Since going out into the street to play music I have learnt so many good but also hard things whilst wanting/needing to busk. When I first started out busking, I also had 30 hour contract at a nursing home as a Health Care Assistant, so there was no real need for me to go, just went when I wanted to. I enjoyed it a lot mainly because of the positive energy I was creating for people passing by. I got and still get, so much support, beautiful words and compliments to how my voice makes people feel and that I should continue doing what I do. That is what has kept me going through the tough times of when I had to leave my job and become basically a full time busker, during the coldest months.
I now busk on an average of 1-4 times a week, depending on how I feel as I’m still recovering from and still experiencing back problems. Playing music keeps me going though, especially busking and how spontaneously ‘things’ can happen. I almost feel most comfortable playing in the street, as naturally a lot of society block you out so it almost feels like casual playing. On my good days many singular people or small groups sit and enjoy my (sometimes) quite alternative versions of songs that I love to do. Some songs I really enjoy playing but some maybe not so much, and I love the fact that a handful of people passing, feel that from my different performances. My sound and vocal ability is still growing and hopefully I will have made a CD soon that expresses the current feel of the songs I play.
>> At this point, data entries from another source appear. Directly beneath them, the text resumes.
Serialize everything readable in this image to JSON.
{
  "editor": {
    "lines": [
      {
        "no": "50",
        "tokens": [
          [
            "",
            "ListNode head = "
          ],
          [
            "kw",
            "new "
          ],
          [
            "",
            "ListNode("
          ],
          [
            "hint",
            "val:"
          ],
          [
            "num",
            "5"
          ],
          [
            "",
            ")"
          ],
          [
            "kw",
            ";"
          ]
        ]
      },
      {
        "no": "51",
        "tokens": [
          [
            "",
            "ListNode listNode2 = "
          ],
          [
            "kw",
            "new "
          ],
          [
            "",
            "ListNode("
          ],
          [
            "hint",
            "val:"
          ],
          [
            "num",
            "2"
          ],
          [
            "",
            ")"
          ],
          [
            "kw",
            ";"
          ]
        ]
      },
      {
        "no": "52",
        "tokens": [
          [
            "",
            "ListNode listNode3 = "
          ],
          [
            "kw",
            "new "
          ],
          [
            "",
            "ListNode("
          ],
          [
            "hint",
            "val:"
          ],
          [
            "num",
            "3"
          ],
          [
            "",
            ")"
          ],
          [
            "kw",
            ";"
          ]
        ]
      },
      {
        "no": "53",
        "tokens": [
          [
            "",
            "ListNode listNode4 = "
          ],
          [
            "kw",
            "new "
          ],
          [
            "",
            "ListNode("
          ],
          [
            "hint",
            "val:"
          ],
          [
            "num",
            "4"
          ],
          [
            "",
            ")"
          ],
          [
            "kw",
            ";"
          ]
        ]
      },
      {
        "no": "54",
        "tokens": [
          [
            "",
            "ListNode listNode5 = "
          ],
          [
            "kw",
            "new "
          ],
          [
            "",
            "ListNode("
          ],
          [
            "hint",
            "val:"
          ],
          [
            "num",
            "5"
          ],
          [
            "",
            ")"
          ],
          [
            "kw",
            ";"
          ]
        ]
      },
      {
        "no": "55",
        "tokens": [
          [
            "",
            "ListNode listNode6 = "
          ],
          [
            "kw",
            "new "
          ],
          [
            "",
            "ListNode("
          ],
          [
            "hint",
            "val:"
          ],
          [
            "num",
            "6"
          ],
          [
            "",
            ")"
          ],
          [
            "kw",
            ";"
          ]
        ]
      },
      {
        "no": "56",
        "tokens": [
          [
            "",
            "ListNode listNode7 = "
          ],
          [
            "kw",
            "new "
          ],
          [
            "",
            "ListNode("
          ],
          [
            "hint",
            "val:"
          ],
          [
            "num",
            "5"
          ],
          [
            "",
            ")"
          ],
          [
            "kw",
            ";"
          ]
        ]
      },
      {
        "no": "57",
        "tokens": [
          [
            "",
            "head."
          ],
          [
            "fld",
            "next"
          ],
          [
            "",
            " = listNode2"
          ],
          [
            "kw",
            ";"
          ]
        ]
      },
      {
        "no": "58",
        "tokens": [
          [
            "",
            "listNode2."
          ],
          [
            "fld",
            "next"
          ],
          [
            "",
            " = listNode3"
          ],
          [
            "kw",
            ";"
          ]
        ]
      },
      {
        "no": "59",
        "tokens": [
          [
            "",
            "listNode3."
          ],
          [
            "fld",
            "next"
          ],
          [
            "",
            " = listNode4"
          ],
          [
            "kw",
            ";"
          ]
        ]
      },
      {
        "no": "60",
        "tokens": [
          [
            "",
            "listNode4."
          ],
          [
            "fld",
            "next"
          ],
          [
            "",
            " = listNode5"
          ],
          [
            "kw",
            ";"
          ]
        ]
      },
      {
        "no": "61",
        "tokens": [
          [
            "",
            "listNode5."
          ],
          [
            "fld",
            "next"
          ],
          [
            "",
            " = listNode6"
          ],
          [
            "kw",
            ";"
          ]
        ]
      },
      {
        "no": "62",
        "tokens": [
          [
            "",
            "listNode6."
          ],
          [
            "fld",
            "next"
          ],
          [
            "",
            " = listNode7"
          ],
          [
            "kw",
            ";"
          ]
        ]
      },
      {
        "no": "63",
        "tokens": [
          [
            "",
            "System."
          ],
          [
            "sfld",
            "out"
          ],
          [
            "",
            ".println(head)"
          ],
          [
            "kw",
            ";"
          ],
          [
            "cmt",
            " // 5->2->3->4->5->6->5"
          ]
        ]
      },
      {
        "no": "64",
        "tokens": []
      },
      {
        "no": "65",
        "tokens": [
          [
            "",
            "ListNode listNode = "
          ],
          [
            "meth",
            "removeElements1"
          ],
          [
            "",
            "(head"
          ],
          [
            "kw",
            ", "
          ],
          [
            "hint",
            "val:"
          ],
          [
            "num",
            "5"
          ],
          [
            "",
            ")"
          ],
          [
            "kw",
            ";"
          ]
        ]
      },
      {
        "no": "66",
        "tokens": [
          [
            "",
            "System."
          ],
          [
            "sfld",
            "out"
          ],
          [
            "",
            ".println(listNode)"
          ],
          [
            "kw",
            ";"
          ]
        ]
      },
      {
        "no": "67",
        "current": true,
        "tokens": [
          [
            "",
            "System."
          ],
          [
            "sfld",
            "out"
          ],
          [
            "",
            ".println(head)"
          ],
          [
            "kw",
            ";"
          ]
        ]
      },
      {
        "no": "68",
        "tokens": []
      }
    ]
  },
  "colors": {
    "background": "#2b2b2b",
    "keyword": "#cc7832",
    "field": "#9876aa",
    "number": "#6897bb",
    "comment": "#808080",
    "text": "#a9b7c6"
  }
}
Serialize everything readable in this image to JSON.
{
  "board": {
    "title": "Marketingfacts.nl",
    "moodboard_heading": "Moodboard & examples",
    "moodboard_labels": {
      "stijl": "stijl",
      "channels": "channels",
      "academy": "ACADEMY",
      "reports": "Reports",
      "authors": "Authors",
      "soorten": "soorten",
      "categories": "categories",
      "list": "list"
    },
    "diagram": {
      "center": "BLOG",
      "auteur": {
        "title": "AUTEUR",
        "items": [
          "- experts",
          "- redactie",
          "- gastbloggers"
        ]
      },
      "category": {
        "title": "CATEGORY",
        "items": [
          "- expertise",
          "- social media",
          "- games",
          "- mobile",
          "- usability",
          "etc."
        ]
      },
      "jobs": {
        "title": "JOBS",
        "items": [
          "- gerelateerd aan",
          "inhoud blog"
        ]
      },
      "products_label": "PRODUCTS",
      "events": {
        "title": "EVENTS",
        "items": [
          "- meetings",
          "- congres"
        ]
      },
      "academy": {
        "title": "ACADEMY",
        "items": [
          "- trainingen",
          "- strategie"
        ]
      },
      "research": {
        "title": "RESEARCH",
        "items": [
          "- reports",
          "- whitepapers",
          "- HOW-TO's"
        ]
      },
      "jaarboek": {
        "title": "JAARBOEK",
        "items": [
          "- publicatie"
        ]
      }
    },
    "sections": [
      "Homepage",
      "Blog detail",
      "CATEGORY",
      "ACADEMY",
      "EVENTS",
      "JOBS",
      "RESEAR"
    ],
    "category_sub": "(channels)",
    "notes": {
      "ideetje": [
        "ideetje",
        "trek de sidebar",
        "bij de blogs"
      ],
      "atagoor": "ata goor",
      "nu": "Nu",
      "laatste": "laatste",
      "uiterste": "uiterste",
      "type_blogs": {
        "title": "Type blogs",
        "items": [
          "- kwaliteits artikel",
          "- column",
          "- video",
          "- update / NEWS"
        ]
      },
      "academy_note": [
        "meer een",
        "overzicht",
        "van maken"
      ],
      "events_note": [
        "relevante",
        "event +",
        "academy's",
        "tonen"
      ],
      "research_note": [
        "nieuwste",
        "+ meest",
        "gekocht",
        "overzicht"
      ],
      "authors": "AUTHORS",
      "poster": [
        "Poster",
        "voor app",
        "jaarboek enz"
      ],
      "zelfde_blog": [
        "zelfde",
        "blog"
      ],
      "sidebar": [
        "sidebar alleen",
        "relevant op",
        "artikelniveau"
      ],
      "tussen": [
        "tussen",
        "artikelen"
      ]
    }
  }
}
At the moment I’m taking on at least one well paid gig a month and busking to make ends meet, which makes me happy because It means I don’t go to a job I don’t want to do. I’m always the kind of person that has always cared about people in general and how everyone copes in the world we live in. My caring nature in combination with being a musician, helps me connect with humans better than before, in that making it easier for me to hopefully have a positive impact on them and the same is returned to me, when I see them smile. That is why I continue to busk and play music everywhere I can.”
Then there’s Gavin.
Gavin plays saxophone in Plymouth on a regular basis. He grew up in Bradford and has lived in Devon for many years. He learned the classical flute when he was 12 after being inspired to learn by an angelic female friend, then started to play the saxophone at 18.He began busking when he was 17 to make sure he always had a bit of money in his pocket! He has busked all over England, in Edinburgh, Belfast, Dublin, Germany and New York to mention but a few places. His favourite place to busk so far has been in the historical town of Bath, which enjoys a great reputation as a busking hot-spot. (See him busking in Bath here ) He has had many great experiences while busking. The best thing about busking for him is when people are so touched by the music that it brings tears to their eyes. His favourite music to play is Modern Jazz and he also plays lots of classic pop songs.
“ I am 30, I am originally from Plymouth. I spent my teenage years in and out of college and all sorts of jobs, not really having a clue what I was doing with my life. I eventually found a love of travelling and have travelled to and volunteered in many places including Japan, India, Nepal, the USA and Europe, my favourite being Alaska.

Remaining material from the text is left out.